É interessante que mesmo que lide com claras referências aos filmes de George Lucas, os Trapalhões raramente caem na mera paródia a este tipo de filme. O gênero é usado como ponto de partida para uma narrativa que incorpora o imaginário popular brasileiro (que também é televisivo) e que assim consegue um ótimo diálogo com o público infantojuvenil, utilizando elementos de linguagem já bastantes explorados e de fácil acesso ao cômico. De forma alguma este filme pode ser considerado uma cópia do gênero de ficção científica, pois se articula de forma inteligente e criativa com este.

O uso destes recursos não deve ser visto como uma escolha simplesmente econômica, uma receita de acesso fácil a altas cifras. A Princesa Xuxa e os Trapalhões é um filme que atualiza a participação do grupo de humoristas frente a um público que começa a ficar mais exigente e que passa a ter, a partir da década de oitenta, um tratamento diferenciado pela grande indústria. O adolescente, principalmente, passa a ser considerado um segmento alvo do mercado cinematográfico, com opções cada vez mais numerosas e diferenciadas a cada temporada.

De que forma podemos ver este filme com uma articulação criativa com uma cinematografia hegemônica? Não temos uma narrativa totalmente inédita mas temos alguns elementos externos a este gênero: é o caso de nossos heróis estarem todos de alguma forma à margem, excluídos social e politicamente. A origem humilde de Didi (e nordestina, apesar de estarem em um planeta distante) é sempre evidenciada assim como sua capacidade de sempre se dar bem, o “palhaço malandro” que utiliza recursos simples porém inteligentes para resolver problemas grandiosos (um personagem de nosso imaginário bastante recorrente no cinema brasileiro e recriado por Renato Aragão). A princesa Xuxa, símbolo do padrão de beleza europeu e da nobreza, acaba, inclusive, se apaixonando por Didi, “o cearense feio que fala errado”; o anti-herói. Uma inversão do que comumente vemos na TV e no cinema, quando o destino de “belos” e “feios” são sempre distintos. É uma espécie de premiação de final feliz para este personagem que, na filmografia do grupo, sempre tem uma compensação por seu grande ato de salvação. Os outros trapalhões estão também constantemente atualizando seus tipos cômicos sempre construídos em cima de personagens do imaginário brasileiro popular, porém raramente tem o mesmo destaque que o personagem de Didi. É comum a pouca distinção feita entre ator e personagem e a apropriação das experiências de vida de cada um dos quatro trapalhões em suas interpretações e constituições dos tipos.

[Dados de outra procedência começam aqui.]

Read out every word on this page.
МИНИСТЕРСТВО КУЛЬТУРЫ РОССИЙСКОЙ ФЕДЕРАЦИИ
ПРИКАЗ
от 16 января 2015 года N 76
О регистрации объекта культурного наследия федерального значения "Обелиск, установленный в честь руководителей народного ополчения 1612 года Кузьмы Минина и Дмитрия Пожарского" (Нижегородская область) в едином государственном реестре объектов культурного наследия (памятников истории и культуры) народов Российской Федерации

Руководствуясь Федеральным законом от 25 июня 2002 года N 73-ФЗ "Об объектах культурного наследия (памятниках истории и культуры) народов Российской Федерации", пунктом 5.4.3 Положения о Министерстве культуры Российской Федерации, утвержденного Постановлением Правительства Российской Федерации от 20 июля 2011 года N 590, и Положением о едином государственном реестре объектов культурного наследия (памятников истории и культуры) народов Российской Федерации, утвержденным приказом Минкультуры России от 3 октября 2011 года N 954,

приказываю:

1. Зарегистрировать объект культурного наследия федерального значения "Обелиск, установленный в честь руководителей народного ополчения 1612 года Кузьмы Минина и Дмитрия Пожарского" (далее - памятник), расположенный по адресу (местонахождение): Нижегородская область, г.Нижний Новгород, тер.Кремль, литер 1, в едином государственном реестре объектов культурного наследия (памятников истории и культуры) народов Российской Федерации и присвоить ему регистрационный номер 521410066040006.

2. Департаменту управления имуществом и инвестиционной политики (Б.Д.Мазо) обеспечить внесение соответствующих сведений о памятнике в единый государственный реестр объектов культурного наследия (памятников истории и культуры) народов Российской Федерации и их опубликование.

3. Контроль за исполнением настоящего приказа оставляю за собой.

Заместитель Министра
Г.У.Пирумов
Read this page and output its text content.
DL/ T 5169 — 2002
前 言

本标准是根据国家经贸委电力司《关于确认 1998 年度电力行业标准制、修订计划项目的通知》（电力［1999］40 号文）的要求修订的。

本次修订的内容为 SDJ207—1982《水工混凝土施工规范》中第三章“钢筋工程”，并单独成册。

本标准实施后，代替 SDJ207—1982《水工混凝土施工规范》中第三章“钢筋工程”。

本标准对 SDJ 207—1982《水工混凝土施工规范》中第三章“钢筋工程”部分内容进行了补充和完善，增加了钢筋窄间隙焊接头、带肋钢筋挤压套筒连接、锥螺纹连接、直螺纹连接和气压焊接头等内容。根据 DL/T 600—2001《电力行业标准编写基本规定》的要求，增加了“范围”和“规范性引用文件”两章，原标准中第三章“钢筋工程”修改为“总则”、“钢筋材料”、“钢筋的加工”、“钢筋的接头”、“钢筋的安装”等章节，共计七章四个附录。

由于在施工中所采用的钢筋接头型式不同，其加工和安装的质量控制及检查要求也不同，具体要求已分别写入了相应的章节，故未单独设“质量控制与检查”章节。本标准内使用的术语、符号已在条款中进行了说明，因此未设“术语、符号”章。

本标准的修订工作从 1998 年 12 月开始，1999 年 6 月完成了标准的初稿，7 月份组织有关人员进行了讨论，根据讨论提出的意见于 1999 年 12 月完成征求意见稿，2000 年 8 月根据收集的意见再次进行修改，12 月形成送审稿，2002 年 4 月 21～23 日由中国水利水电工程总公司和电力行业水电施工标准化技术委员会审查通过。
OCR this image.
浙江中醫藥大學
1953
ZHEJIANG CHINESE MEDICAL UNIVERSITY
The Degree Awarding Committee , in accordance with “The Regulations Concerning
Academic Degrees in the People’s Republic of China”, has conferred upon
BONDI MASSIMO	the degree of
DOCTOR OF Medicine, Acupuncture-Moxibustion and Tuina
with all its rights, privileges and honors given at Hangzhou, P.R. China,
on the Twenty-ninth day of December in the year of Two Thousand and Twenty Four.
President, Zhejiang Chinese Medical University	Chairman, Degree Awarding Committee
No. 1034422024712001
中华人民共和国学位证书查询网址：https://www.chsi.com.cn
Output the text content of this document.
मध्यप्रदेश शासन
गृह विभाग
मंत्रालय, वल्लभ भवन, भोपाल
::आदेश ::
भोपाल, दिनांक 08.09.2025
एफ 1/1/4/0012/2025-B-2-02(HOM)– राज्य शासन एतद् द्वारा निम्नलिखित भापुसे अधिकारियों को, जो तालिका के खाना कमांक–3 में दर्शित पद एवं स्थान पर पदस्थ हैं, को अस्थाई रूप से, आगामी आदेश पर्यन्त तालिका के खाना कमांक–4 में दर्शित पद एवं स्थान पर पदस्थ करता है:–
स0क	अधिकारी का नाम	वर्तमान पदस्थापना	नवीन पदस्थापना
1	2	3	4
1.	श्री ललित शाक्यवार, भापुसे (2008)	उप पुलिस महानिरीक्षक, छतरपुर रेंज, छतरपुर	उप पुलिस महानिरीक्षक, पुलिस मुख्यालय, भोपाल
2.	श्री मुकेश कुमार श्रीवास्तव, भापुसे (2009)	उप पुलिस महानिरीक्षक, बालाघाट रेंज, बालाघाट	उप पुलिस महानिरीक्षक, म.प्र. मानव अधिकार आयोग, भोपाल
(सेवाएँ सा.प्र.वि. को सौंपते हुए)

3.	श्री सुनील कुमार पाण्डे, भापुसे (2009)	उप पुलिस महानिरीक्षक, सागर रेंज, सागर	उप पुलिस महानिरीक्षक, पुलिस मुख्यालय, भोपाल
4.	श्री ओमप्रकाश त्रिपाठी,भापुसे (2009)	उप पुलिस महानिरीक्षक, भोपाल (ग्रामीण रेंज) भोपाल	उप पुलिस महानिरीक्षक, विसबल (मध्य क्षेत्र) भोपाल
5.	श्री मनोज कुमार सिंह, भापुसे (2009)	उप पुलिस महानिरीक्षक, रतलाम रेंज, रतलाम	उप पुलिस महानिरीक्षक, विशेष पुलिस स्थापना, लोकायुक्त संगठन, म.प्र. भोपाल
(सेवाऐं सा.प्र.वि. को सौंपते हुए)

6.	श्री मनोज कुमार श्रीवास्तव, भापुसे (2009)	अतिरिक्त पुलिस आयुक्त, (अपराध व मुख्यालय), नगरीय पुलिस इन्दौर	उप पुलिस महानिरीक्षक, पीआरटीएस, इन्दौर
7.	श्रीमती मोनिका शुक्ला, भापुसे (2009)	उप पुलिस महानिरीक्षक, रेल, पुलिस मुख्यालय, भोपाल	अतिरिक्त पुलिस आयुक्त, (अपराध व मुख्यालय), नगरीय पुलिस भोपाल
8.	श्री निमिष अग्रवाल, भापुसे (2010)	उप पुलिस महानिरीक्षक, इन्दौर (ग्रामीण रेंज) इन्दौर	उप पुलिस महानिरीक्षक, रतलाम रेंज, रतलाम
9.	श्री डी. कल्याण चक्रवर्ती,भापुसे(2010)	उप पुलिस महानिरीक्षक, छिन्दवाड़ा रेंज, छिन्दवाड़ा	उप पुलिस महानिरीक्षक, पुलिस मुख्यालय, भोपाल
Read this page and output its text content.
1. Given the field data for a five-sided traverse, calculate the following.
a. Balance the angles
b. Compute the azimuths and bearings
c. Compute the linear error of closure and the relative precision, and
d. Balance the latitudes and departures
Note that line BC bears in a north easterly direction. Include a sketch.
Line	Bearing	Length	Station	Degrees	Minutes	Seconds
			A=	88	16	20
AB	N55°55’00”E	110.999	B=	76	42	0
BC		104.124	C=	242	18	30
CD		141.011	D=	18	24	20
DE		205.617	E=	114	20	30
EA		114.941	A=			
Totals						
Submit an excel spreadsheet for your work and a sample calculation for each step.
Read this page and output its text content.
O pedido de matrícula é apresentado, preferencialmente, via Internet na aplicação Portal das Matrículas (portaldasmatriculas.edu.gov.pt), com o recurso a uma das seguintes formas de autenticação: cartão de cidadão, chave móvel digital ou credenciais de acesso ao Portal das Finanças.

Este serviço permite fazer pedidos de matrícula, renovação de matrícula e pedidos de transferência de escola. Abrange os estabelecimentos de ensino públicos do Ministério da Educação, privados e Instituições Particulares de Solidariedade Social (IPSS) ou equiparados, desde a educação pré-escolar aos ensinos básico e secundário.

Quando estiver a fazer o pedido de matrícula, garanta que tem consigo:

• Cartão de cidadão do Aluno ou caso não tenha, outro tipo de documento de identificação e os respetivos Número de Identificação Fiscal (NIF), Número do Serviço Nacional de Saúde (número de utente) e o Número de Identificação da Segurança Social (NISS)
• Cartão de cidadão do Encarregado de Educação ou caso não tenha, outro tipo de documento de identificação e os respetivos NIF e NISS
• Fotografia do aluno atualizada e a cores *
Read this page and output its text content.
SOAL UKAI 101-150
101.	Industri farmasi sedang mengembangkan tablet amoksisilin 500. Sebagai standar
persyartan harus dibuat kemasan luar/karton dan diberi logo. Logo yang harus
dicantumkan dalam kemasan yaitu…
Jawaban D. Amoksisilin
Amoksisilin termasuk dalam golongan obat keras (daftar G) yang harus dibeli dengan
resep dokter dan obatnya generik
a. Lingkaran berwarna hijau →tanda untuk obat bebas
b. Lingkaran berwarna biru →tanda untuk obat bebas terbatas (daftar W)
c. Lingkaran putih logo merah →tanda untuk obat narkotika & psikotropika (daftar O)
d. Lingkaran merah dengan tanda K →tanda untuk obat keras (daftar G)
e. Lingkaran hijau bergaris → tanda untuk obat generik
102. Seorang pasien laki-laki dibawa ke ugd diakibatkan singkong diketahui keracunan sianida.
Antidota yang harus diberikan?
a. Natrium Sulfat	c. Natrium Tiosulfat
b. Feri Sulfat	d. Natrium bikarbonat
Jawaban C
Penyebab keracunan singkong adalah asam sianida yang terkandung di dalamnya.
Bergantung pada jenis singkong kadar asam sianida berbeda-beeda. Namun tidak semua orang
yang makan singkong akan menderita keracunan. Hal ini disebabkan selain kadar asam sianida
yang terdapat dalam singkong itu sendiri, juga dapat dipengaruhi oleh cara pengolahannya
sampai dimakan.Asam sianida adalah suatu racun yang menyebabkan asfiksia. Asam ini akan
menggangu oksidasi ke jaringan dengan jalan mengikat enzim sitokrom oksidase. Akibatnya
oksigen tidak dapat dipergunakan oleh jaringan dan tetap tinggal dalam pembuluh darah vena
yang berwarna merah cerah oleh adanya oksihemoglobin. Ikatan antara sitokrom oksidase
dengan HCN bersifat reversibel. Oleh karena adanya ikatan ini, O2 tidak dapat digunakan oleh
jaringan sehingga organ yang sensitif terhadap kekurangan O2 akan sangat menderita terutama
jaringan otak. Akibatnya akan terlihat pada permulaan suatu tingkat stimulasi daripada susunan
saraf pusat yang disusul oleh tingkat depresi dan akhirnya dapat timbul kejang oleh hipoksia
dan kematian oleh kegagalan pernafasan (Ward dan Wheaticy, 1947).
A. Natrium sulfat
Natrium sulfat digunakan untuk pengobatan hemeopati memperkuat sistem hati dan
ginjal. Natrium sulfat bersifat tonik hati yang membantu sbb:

Creio, assim, que este filme deve ser visto como uma forma pouco arriscada porém criativa de se fazer cinema no Brasil. Ele, assim como toda a filmografia dos Trapalhões, merece uma revisão atenta para pensarmos questões como a conquista de grande público e com isso o estabelecimento de fato de uma indústria cinematográfica, e para pensarmos também a relação de nossa cinematografia com o cinema hegemônico e a televisão.